The combined company's ability to utilize NOLs, certain credits, and other tax attributes to offset the combined company's future taxable income and/or to recover previously paid taxes would be limited if the combined company experiences an "ownership change" within the meaning of Section 382 of the IRC. An ownership change under Section 382 of the IRC would establish an annual limitation to the amount of our NOL carryforwards, certain credits, and other tax attributes that the combined company could utilize to offset its taxable income in any single year, thereby resulting in potentially higher cash tax obligations for the combined company than if it were able to utilize our NOLs, which could adversely affect the combined company's financial condition, results of operations, and cash flows if that occurred.
Historically, we have not been able to utilize much of our NOLs because we have had minimal or no taxable income. If the Merger results in future taxable profits, the ability of the combined company to use our unexpired NOL carryforwards annually to offset future taxable income would result in a deferred tax asset. However, the restrictions imposed by Section 382 of the IRC, if applicable, could materially reduce or eliminate the future benefit of these NOL carryforwards even if the combined company becomes profitable after the Merger. The loss of these tax benefits could be significant, and there can be no assurance that subsequent ownership changes-whether through additional equity issuances, strategic transactions, or other events-would not impose additional limitations on the combined company's ability to use our NOLs and other tax attributes.
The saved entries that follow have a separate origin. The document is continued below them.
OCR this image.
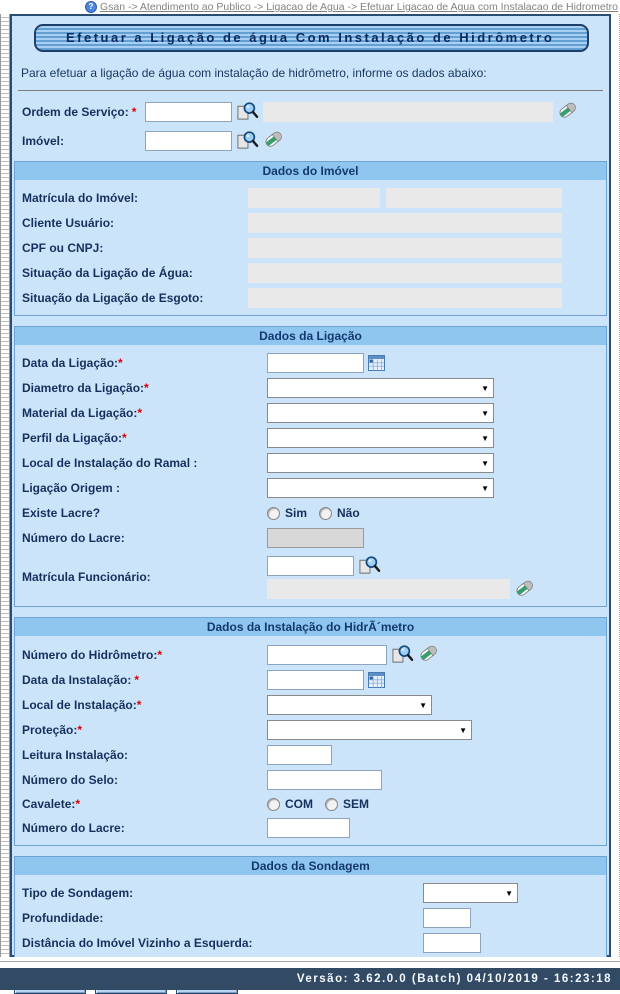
? Gsan -> Atendimento ao Publico -> Ligacao de Agua -> Efetuar Ligacao de Agua com Instalacao de Hidrometro
Efetuar a Ligação de água Com Instalação de Hidrômetro
Para efetuar a ligação de água com instalação de hidrômetro, informe os dados abaixo:
Ordem de Serviço: *
Imóvel:
Dados do Imóvel
Matrícula do Imóvel:
Cliente Usuário:
CPF ou CNPJ:
Situação da Ligação de Água:
Situação da Ligação de Esgoto:
Dados da Ligação
Data da Ligação:*
Diametro da Ligação:*	▼
Material da Ligação:*	▼
Perfil da Ligação:*	▼
Local de Instalação do Ramal :	▼
Ligação Origem :	▼
Existe Lacre?	Sim	Não
Número do Lacre:
Matrícula Funcionário:
Dados da Instalação do HidrÃ´metro
Número do Hidrômetro:*
Data da Instalação: *
Local de Instalação:*	▼
Proteção:*	▼
Leitura Instalação:
Número do Selo:
Cavalete:*	COM	SEM
Número do Lacre:
Dados da Sondagem
Tipo de Sondagem:	▼
Profundidade:
Distância do Imóvel Vizinho a Esquerda:
Versão: 3.62.0.0 (Batch) 04/10/2019 - 16:23:18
In addition, similar rules under state and foreign tax laws could further limit utilization of our NOLs and other tax attributes.
The Company's accountants have performed an analysis under Section 382 of the IRC through the date of this filing, the results of which conclude that utilization of the Company's NOLs and certain other credit carryforwards should not be subject to an annual limitation under Section 382 of the IRC. It is therefore intended that the Merger, pursuant to the terms of the Merger Agreement, as amended by the Merger Agreement Amendment, should not limit our NOL carryforwards and other tax attributes under Section 382 of the IRC. However, the Section 382 of the IRC rules and the application of such rules to the Merger are complex and there is no assurance that our view is correct. If such an ownership change is found to have occurred, the amount of the combined company's taxable income that could be offset by our pre-ownership change NOL carryforwards and other tax attributes would be severely limited.
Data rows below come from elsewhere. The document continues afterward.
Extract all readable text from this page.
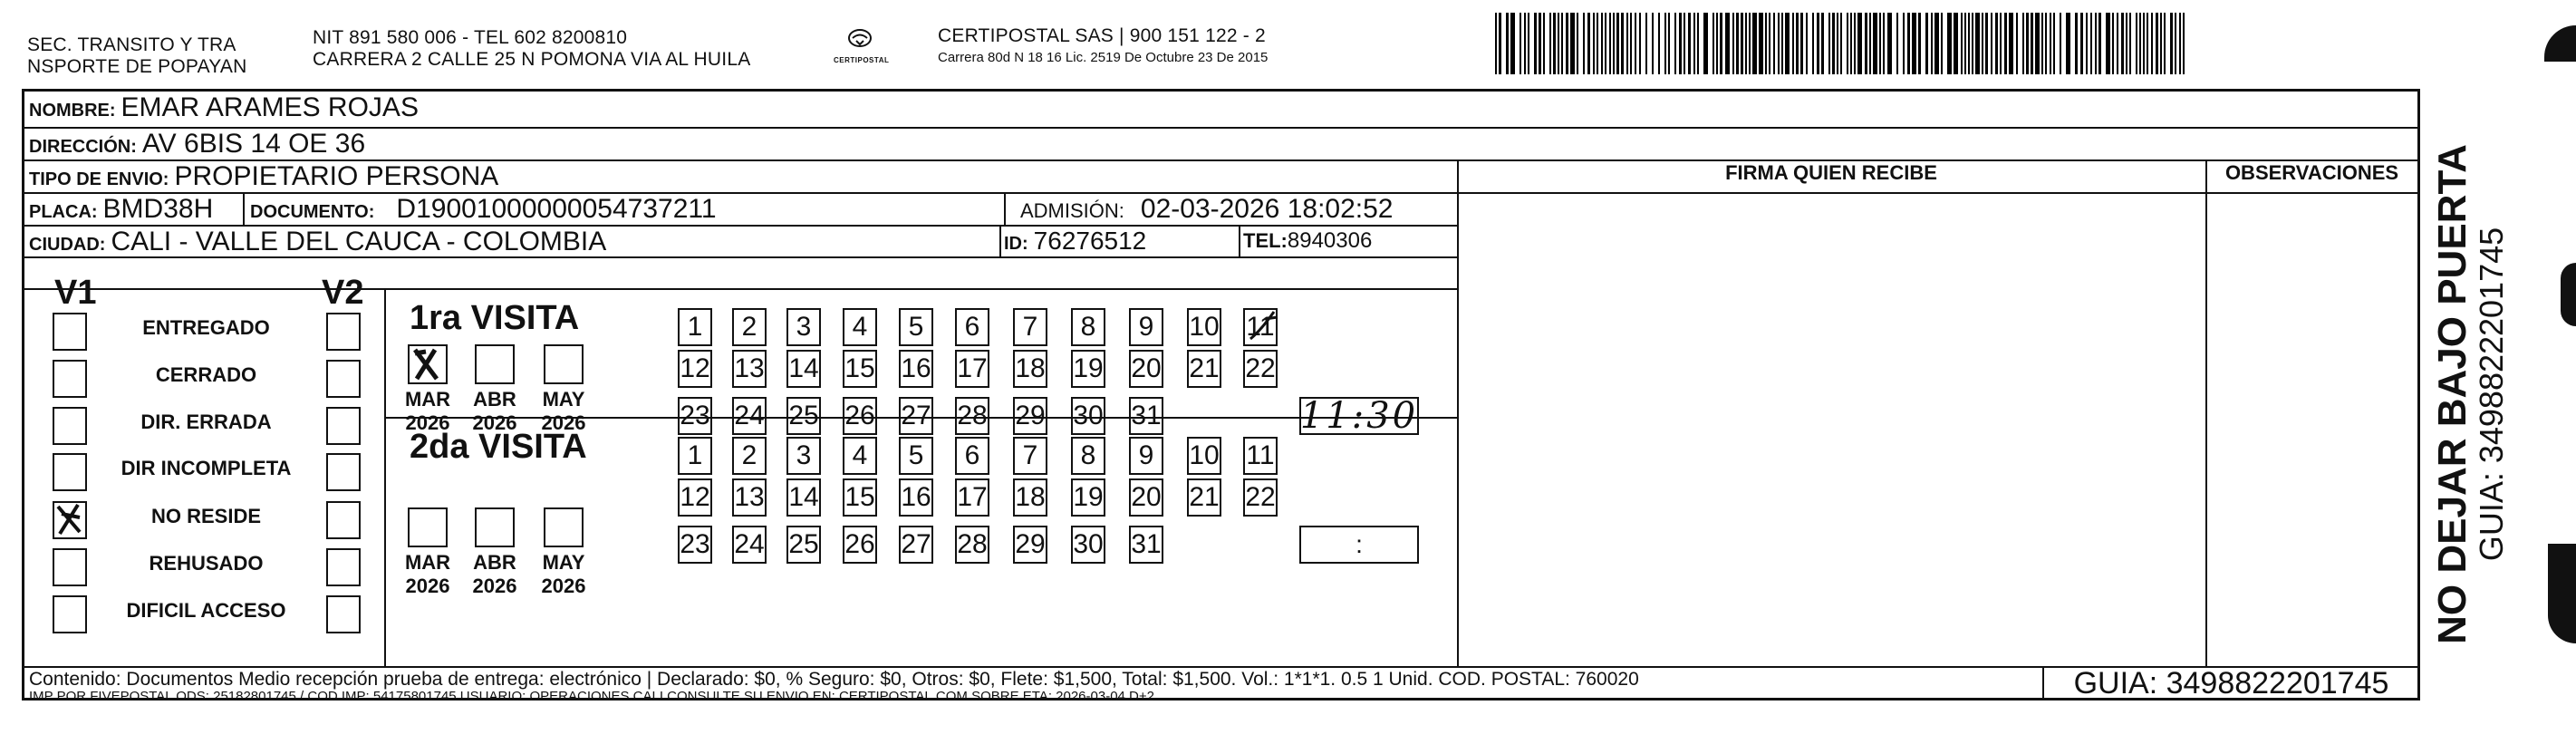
SEC. TRANSITO Y TRA
NSPORTE DE POPAYAN
NIT 891 580 006 - TEL 602 8200810
CARRERA 2 CALLE 25 N POMONA VIA AL HUILA	CERTIPOSTAL
CERTIPOSTAL SAS | 900 151 122 - 2
Carrera 80d N 18 16 Lic. 2519 De Octubre 23 De 2015
NOMBRE: EMAR ARAMES ROJAS
DIRECCIÓN: AV 6BIS 14 OE 36
TIPO DE ENVIO: PROPIETARIO PERSONA
PLACA: BMD38H DOCUMENTO: D19001000000054737211	ADMISIÓN: 02-03-2026 18:02:52
CIUDAD: CALI - VALLE DEL CAUCA - COLOMBIA	ID: 76276512	TEL: 8940306
FIRMA QUIEN RECIBE	OBSERVACIONES
V1	V2
ENTREGADO
CERRADO
DIR. ERRADA
DIR INCOMPLETA
NO RESIDE
REHUSADO
DIFICIL ACCESO
1ra VISITA
MAR
2026
ABR
2026
MAY
2026
1 2 3 4 5 6 7 8 9 10 11
12 13 14 15 16 17 18 19 20 21 22
23 24 25 26 27 28 29 30 31	11:30
2da VISITA
MAR
2026
ABR
2026
MAY
2026
1 2 3 4 5 6 7 8 9 10 11
12 13 14 15 16 17 18 19 20 21 22
23 24 25 26 27 28 29 30 31	:
Contenido: Documentos Medio recepción prueba de entrega: electrónico | Declarado: $0, % Seguro: $0, Otros: $0, Flete: $1,500, Total: $1,500. Vol.: 1*1*1. 0.5 1 Unid. COD. POSTAL: 760020
IMP POR FIVEPOSTAL ODS: 25182801745 / COD.IMP: 54175801745 USUARIO: OPERACIONES.CALI CONSULTE SU ENVIO EN: CERTIPOSTAL.COM SOBRE ETA: 2026-03-04 D+2	GUIA: 3498822201745
NO DEJAR BAJO PUERTA
GUIA: 3498822201745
We had previously adopted a Rights Agreement specifically designed to reduce the risk of an ownership change that would limit our ability to use our NOLs carryforwards. The Merger Agreement, however, requires that the Rights Agreement be terminated prior to the Merger becoming effective. Accordingly, on August 13, 2025, we amended the Rights Agreement to set the Final Expiration Date as the close of business on September 30, 2025, and, again, amended the Rights Agreement on September 30,2025 to set the Final Expiration Date as the close of business on December 31, 2025. Once the Rights Agreement terminates, we will have no similar protections in place.